# Network shared Dymo printer not found



## Moreknow (Oct 30, 2006)

Hello,

I am unsuccessfully trying to install Dymo software for a Labelwriter 330 that is connected to another computer on the network.

The Mac is running 10.3.9 and is on a Windows SBS 2003 network with many other pcs.  I dl'd the latest Dymo print driver for mac, rebooted, installed the dymo software, rebooted.

My problem occurs when I try to add the printer from the Add Printer wizard on the Mac.  I am able to browse to the correct PC on the network and select the shared printer.  However, after doing so, Dymo Labelwriter does not appear on the list of Printer Types.  I select Generic as the type and try to run the installed Labelwriter software.  I immediately get an error stating that no Dymo printer was found and the software shuts down.

Any help would be appreciated.
Thanks,
Shawn


----------



## MisterMe (Oct 30, 2006)

You cannot use a shared printer with a USB driver.
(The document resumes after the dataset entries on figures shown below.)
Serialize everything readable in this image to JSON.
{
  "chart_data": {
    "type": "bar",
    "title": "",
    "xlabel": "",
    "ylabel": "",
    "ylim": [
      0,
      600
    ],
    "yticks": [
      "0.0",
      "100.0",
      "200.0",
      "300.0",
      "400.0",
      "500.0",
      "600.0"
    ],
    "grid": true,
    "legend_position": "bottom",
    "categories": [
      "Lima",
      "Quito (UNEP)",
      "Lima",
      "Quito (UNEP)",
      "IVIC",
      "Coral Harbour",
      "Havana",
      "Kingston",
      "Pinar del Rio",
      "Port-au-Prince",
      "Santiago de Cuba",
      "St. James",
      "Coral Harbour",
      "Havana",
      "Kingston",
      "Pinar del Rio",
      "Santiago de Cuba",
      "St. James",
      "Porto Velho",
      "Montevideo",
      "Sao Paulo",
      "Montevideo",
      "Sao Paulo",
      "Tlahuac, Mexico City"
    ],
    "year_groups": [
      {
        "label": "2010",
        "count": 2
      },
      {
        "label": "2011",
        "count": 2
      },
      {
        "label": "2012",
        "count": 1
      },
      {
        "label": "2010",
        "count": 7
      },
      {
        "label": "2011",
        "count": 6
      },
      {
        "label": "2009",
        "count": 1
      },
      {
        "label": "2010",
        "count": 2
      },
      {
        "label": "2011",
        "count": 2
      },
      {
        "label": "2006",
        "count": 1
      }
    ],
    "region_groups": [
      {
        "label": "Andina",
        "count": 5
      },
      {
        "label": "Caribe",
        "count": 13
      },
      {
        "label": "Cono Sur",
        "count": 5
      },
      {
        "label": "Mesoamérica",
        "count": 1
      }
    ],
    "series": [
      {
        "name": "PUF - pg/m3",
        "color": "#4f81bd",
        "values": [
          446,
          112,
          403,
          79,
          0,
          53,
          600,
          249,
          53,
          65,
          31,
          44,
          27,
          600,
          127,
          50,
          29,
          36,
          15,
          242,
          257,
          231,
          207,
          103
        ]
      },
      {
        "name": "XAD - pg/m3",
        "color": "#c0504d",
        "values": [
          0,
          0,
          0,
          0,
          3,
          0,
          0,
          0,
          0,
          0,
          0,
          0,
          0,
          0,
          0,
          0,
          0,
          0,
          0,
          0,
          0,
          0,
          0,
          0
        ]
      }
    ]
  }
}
The manufacturer supports your printer on the Mac only for a direct connection. To use it as a networked printer, you will need a CUPS driver. The Labelwriter 330 is not yet explicitly supported. The Labelwriter 320's driver is reported to work perfectly. It might work with your printer. You can find it here.


----------



## Moreknow (Oct 30, 2006)

Thank you for the speedy reply MisterMe.  I'm a pc admin stuck trying to make one lone Mac work on our network and it's bringin me down.  Why can't these two just get along?! :?

I'll try installing the 320 onto the Mac and see what happens.

Regards,
Shawn


----------